Comment by perardi

5 years ago

Are there diminishing returns for an image sensor, given so many of your features are going to be waaaaaay bigger, given so much of the chip will be taken up by photosites, which have to be an order of magnitude larger for sensing the visible spectrum?

I don't know. The parts of the chip that are shuffling the data off the sensor obviously benefit from having the latest process node (minimizing rolling shutter is a huge deal), and reducing heat is also a big benefit (see Canon's R5 overheating problems), but maybe the design is gated by the photosite size?

Yes the photosites are big, but FPGAs and CIS will merge, esp for AI applications, the photosites might even directly feed into an analog first layer, or each pixel will have its own AD.

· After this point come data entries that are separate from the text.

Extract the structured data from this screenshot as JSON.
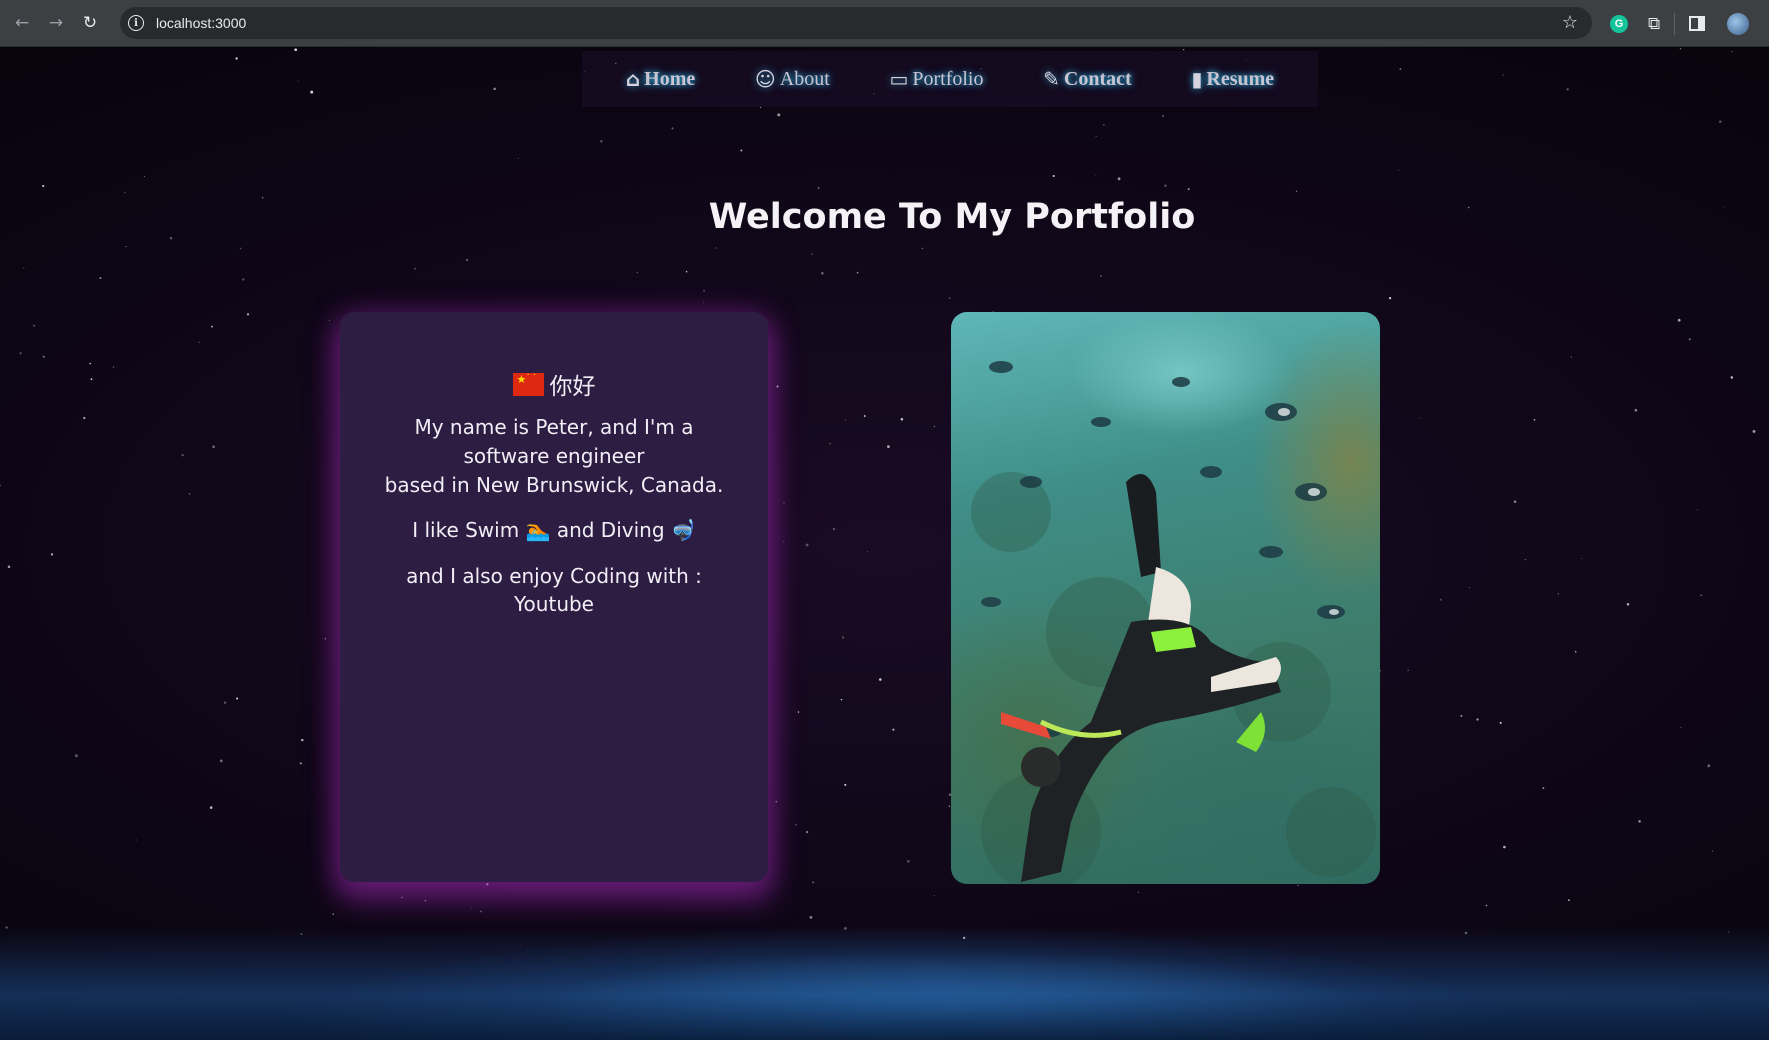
{
  "browser": {
    "url": "localhost:3000",
    "nav_icons": [
      "back-arrow-icon",
      "forward-arrow-icon",
      "reload-icon"
    ],
    "extension_badge": "G"
  },
  "navbar": {
    "items": [
      {
        "label": "Home",
        "icon": "house-icon"
      },
      {
        "label": "About",
        "icon": "user-icon"
      },
      {
        "label": "Portfolio",
        "icon": "folder-open-icon"
      },
      {
        "label": "Contact",
        "icon": "edit-icon"
      },
      {
        "label": "Resume",
        "icon": "file-icon"
      }
    ]
  },
  "hero": {
    "title": "Welcome To My Portfolio"
  },
  "intro": {
    "greeting": "你好",
    "line1": "My name is Peter, and I'm a software engineer",
    "line2": "based in New Brunswick, Canada.",
    "hobbies": "I like Swim 🏊 and Diving 🤿",
    "coding": "and I also enjoy Coding with : Youtube"
  },
  "colors": {
    "accent_glow": "#2aa7d6",
    "card_bg": "#2d1d42",
    "card_glow": "#9628aa"
  }
}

Or memory and CIS will merge, and each photosite gets its own AD and a 4 byte memory location. By having CIS sensors directly on the DRAM or PCIe bus means they could feed a DL with higher bandwidth and lower latency. Even at 20Mpix, 4 byte pixels as 120 fps, that is just under 10GB/s, it might DMA it directly into the gpu. So the other place to put a sensor is in RDMA hardware, or if it is on the PCIe bus, it could talk directly to Infiniband nics.

Imagining have a CIS device that is also a PCIe device. It could many device classes (network, memory, storage, display). It could DMA directly to a nic, or memory controller. In the os you could trap a read to a specific inode, interpose the call and return an image. No drivers necessary.

Or a NN that runs on the chip and detects objects, infers a depth map, colorizes, smooths, augments, up res, object removal, with enough compute, you could run all the kernels or a subset on every frame.

28nm might be ok for vanilla MIPI interface CIS, but it would make a lot of sense for future innovative CIS sensors to use the smallest node they can.